VI Сам еду!

 

А Дмитрий Федорович летел по дороге. До Мокрого было двадцать верст с небольшим, но тройка Андреева скакала так, что могла поспеть в час с четвертью. Быстрая езда как бы вдруг освежила Митю. Воздух был свежий и холодноватый, на чистом небе сияли крупные звезды. Это была та самая ночь, а может, и тот самый час, когда Алеша, упав на землю, «исступленно клялся любить ее во веки веков». Но смутно, очень смутно было в душе Мити, и хоть многое терзало теперь его душу, но в этот момент все существо его неотразимо устремилось лишь к ней, к его царице, к которой летел он, чтобы взглянуть на нее в последний раз. Скажу лишь одно: даже и не спорило сердце его ни минуты. Не поверят мне, может быть, если скажу, что этот ревнивец не ощущал к этому новому человеку, новому сопернику, выскочившему из-под земли, к этому «офицеру» ни малейшей ревности. Ко всякому другому, явись такой, приревновал бы тотчас же и, может, вновь бы намочил свои страшные руки кровью, а к этому, к этому «ее первому», не ощущал он теперь, летя на своей тройке, не только ревнивой ненависти, но даже враждебного чувства – правда, еще не видал его. «Тут уж бесспорно, тут право ее и его; тут ее первая любовь, которую она в пять лет не забыла: значит, только его и любила в эти пять лет, а я-то, я зачем тут подвернулся? Что я-то тут и при чем? Отстранись, Митя, и дай дорогу! Да и что я теперь? Теперь уж и без офицера все кончено, хотя бы и не явился он вовсе, то все равно все было бы кончено…»

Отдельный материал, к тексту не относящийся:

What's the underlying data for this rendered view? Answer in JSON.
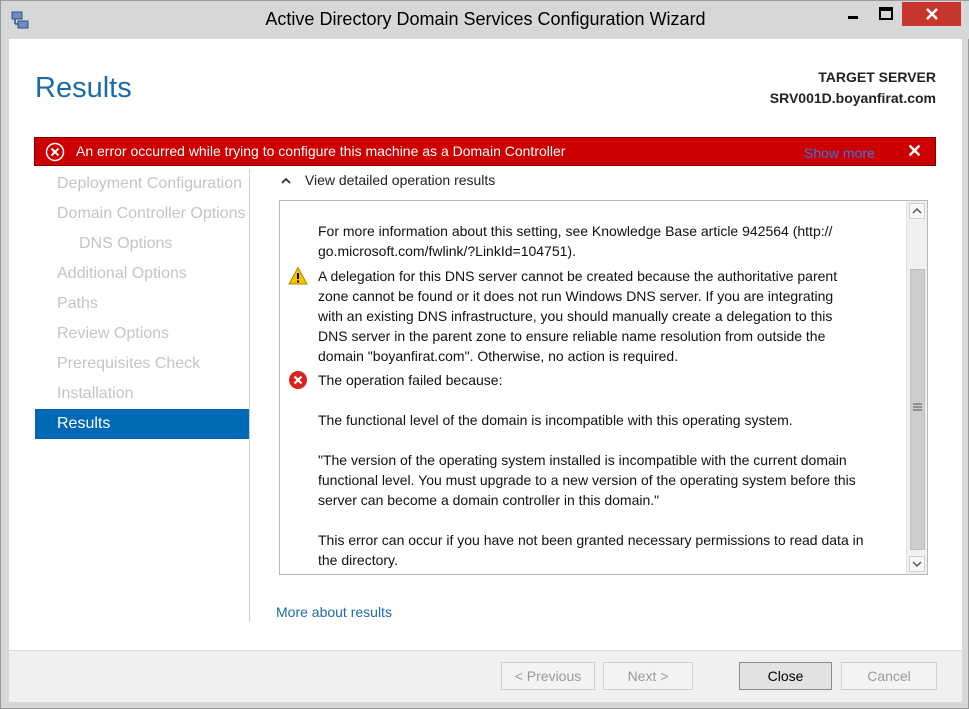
{
  "window": {
    "title": "Active Directory Domain Services Configuration Wizard",
    "minimize_glyph": "—",
    "maximize_glyph": "□",
    "close_glyph": "✕"
  },
  "header": {
    "page_title": "Results",
    "target_label": "TARGET SERVER",
    "target_name": "SRV001D.boyanfirat.com"
  },
  "error_bar": {
    "message": "An error occurred while trying to configure this machine as a Domain Controller",
    "show_more": "Show more",
    "close_glyph": "✕",
    "color": "#cc0000"
  },
  "nav": {
    "items": [
      {
        "label": "Deployment Configuration",
        "sub": false,
        "active": false
      },
      {
        "label": "Domain Controller Options",
        "sub": false,
        "active": false
      },
      {
        "label": "DNS Options",
        "sub": true,
        "active": false
      },
      {
        "label": "Additional Options",
        "sub": false,
        "active": false
      },
      {
        "label": "Paths",
        "sub": false,
        "active": false
      },
      {
        "label": "Review Options",
        "sub": false,
        "active": false
      },
      {
        "label": "Prerequisites Check",
        "sub": false,
        "active": false
      },
      {
        "label": "Installation",
        "sub": false,
        "active": false
      },
      {
        "label": "Results",
        "sub": false,
        "active": true
      }
    ],
    "active_color": "#0069b5"
  },
  "details": {
    "toggle_label": "View detailed operation results",
    "messages": [
      {
        "icon": "none",
        "text": "For more information about this setting, see Knowledge Base article 942564 (http://\ngo.microsoft.com/fwlink/?LinkId=104751)."
      },
      {
        "icon": "warning-icon",
        "text": "A delegation for this DNS server cannot be created because the authoritative parent\nzone cannot be found or it does not run Windows DNS server. If you are integrating\nwith an existing DNS infrastructure, you should manually create a delegation to this\nDNS server in the parent zone to ensure reliable name resolution from outside the\ndomain \"boyanfirat.com\". Otherwise, no action is required."
      },
      {
        "icon": "error-icon",
        "text": "The operation failed because:"
      },
      {
        "icon": "none",
        "text": "The functional level of the domain is incompatible with this operating system."
      },
      {
        "icon": "none",
        "text": "\"The version of the operating system installed is incompatible with the current domain\nfunctional level. You must upgrade to a new version of the operating system before this\nserver can become a domain controller in this domain.\""
      },
      {
        "icon": "none",
        "text": "This error can occur if you have not been granted necessary permissions to read data in\nthe directory."
      }
    ]
  },
  "links": {
    "more_about_results": "More about results"
  },
  "footer": {
    "previous": "< Previous",
    "next": "Next >",
    "close": "Close",
    "cancel": "Cancel"
  }
}
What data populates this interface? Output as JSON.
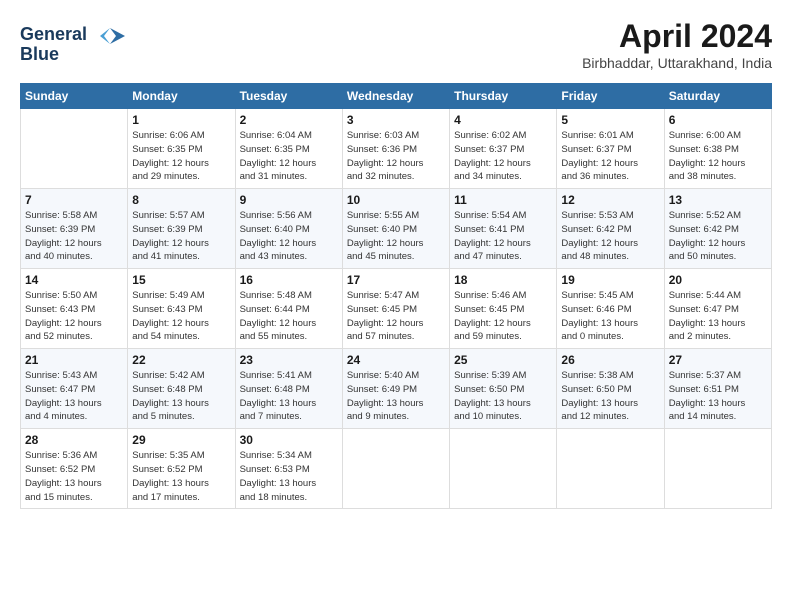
{
  "header": {
    "logo_line1": "General",
    "logo_line2": "Blue",
    "month": "April 2024",
    "location": "Birbhaddar, Uttarakhand, India"
  },
  "days_of_week": [
    "Sunday",
    "Monday",
    "Tuesday",
    "Wednesday",
    "Thursday",
    "Friday",
    "Saturday"
  ],
  "weeks": [
    [
      {
        "day": "",
        "info": ""
      },
      {
        "day": "1",
        "info": "Sunrise: 6:06 AM\nSunset: 6:35 PM\nDaylight: 12 hours\nand 29 minutes."
      },
      {
        "day": "2",
        "info": "Sunrise: 6:04 AM\nSunset: 6:35 PM\nDaylight: 12 hours\nand 31 minutes."
      },
      {
        "day": "3",
        "info": "Sunrise: 6:03 AM\nSunset: 6:36 PM\nDaylight: 12 hours\nand 32 minutes."
      },
      {
        "day": "4",
        "info": "Sunrise: 6:02 AM\nSunset: 6:37 PM\nDaylight: 12 hours\nand 34 minutes."
      },
      {
        "day": "5",
        "info": "Sunrise: 6:01 AM\nSunset: 6:37 PM\nDaylight: 12 hours\nand 36 minutes."
      },
      {
        "day": "6",
        "info": "Sunrise: 6:00 AM\nSunset: 6:38 PM\nDaylight: 12 hours\nand 38 minutes."
      }
    ],
    [
      {
        "day": "7",
        "info": "Sunrise: 5:58 AM\nSunset: 6:39 PM\nDaylight: 12 hours\nand 40 minutes."
      },
      {
        "day": "8",
        "info": "Sunrise: 5:57 AM\nSunset: 6:39 PM\nDaylight: 12 hours\nand 41 minutes."
      },
      {
        "day": "9",
        "info": "Sunrise: 5:56 AM\nSunset: 6:40 PM\nDaylight: 12 hours\nand 43 minutes."
      },
      {
        "day": "10",
        "info": "Sunrise: 5:55 AM\nSunset: 6:40 PM\nDaylight: 12 hours\nand 45 minutes."
      },
      {
        "day": "11",
        "info": "Sunrise: 5:54 AM\nSunset: 6:41 PM\nDaylight: 12 hours\nand 47 minutes."
      },
      {
        "day": "12",
        "info": "Sunrise: 5:53 AM\nSunset: 6:42 PM\nDaylight: 12 hours\nand 48 minutes."
      },
      {
        "day": "13",
        "info": "Sunrise: 5:52 AM\nSunset: 6:42 PM\nDaylight: 12 hours\nand 50 minutes."
      }
    ],
    [
      {
        "day": "14",
        "info": "Sunrise: 5:50 AM\nSunset: 6:43 PM\nDaylight: 12 hours\nand 52 minutes."
      },
      {
        "day": "15",
        "info": "Sunrise: 5:49 AM\nSunset: 6:43 PM\nDaylight: 12 hours\nand 54 minutes."
      },
      {
        "day": "16",
        "info": "Sunrise: 5:48 AM\nSunset: 6:44 PM\nDaylight: 12 hours\nand 55 minutes."
      },
      {
        "day": "17",
        "info": "Sunrise: 5:47 AM\nSunset: 6:45 PM\nDaylight: 12 hours\nand 57 minutes."
      },
      {
        "day": "18",
        "info": "Sunrise: 5:46 AM\nSunset: 6:45 PM\nDaylight: 12 hours\nand 59 minutes."
      },
      {
        "day": "19",
        "info": "Sunrise: 5:45 AM\nSunset: 6:46 PM\nDaylight: 13 hours\nand 0 minutes."
      },
      {
        "day": "20",
        "info": "Sunrise: 5:44 AM\nSunset: 6:47 PM\nDaylight: 13 hours\nand 2 minutes."
      }
    ],
    [
      {
        "day": "21",
        "info": "Sunrise: 5:43 AM\nSunset: 6:47 PM\nDaylight: 13 hours\nand 4 minutes."
      },
      {
        "day": "22",
        "info": "Sunrise: 5:42 AM\nSunset: 6:48 PM\nDaylight: 13 hours\nand 5 minutes."
      },
      {
        "day": "23",
        "info": "Sunrise: 5:41 AM\nSunset: 6:48 PM\nDaylight: 13 hours\nand 7 minutes."
      },
      {
        "day": "24",
        "info": "Sunrise: 5:40 AM\nSunset: 6:49 PM\nDaylight: 13 hours\nand 9 minutes."
      },
      {
        "day": "25",
        "info": "Sunrise: 5:39 AM\nSunset: 6:50 PM\nDaylight: 13 hours\nand 10 minutes."
      },
      {
        "day": "26",
        "info": "Sunrise: 5:38 AM\nSunset: 6:50 PM\nDaylight: 13 hours\nand 12 minutes."
      },
      {
        "day": "27",
        "info": "Sunrise: 5:37 AM\nSunset: 6:51 PM\nDaylight: 13 hours\nand 14 minutes."
      }
    ],
    [
      {
        "day": "28",
        "info": "Sunrise: 5:36 AM\nSunset: 6:52 PM\nDaylight: 13 hours\nand 15 minutes."
      },
      {
        "day": "29",
        "info": "Sunrise: 5:35 AM\nSunset: 6:52 PM\nDaylight: 13 hours\nand 17 minutes."
      },
      {
        "day": "30",
        "info": "Sunrise: 5:34 AM\nSunset: 6:53 PM\nDaylight: 13 hours\nand 18 minutes."
      },
      {
        "day": "",
        "info": ""
      },
      {
        "day": "",
        "info": ""
      },
      {
        "day": "",
        "info": ""
      },
      {
        "day": "",
        "info": ""
      }
    ]
  ]
}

Вот в каких словах он бы мог приблизительно изложить свои ощущения, если бы только мог рассуждать. Но он уже не мог тогда рассуждать. Вся теперешняя решимость его родилась без рассуждений, в один миг, была сразу почувствована и принята целиком со всеми последствиями еще давеча, у Фени, с первых слов ее. И все-таки, несмотря на всю принятую решимость, было смутно в душе его, смутно до страдания: не дала и решимость спокойствия. Слишком многое стояло сзади его и мучило. И странно было ему это мгновениями: ведь уж написан был им самим себе приговор пером на бумаге: «казню себя и наказую»; и бумажка лежала тут, в кармане его, приготовленная; ведь уж заряжен пистолет, ведь уж решил же он, как встретит он завтра первый горячий луч «Феба златокудрого», а между тем с прежним, со всем стоявшим сзади и мучившим его, все-таки нельзя было рассчитаться, чувствовал он это до мучения, и мысль о том впивалась в его душу отчаянием. Было одно мгновение в пути, что ему вдруг захотелось остановить Андрея, выскочить из телеги, достать свой заряженный пистолет и покончить все, не дождавшись и рассвета. Но мгновение это пролетело как искорка. Да и тройка летела, «пожирая пространство», и по мере приближения к цели опять-таки мысль о ней, о ней одной, все сильнее и сильнее захватывала ему дух и отгоняла все остальные страшные призраки от его сердца. О, ему так хотелось поглядеть на нее, хоть мельком, хоть издали! «Она теперь с ним, ну вот и погляжу, как она теперь с ним, со своим прежним милым, и только этого мне и надо». И никогда еще не подымалось из груди его столько любви к этой роковой в судьбе его женщине, столько нового, не испытанного им еще никогда чувства, чувства неожиданного даже для него самого, чувства нежного до моления, до исчезновения пред ней. «И исчезну!» – проговорил он вдруг в припадке какого-то истерического восторга.

Скакали уже почти час. Митя молчал, а Андрей, хотя и словоохотливый был мужик, тоже не вымолвил еще ни слова, точно опасался заговорить, и только живо погонял своих «одров», свою гнедую, сухопарую, но резвую тройку. Как вдруг Митя в страшном беспокойстве воскликнул:

– Андрей! А что, если спят?

Ему это вдруг вспало на ум, а до сих пор он о том и не подумал.

– Надо думать, что уж легли, Дмитрий Федорович.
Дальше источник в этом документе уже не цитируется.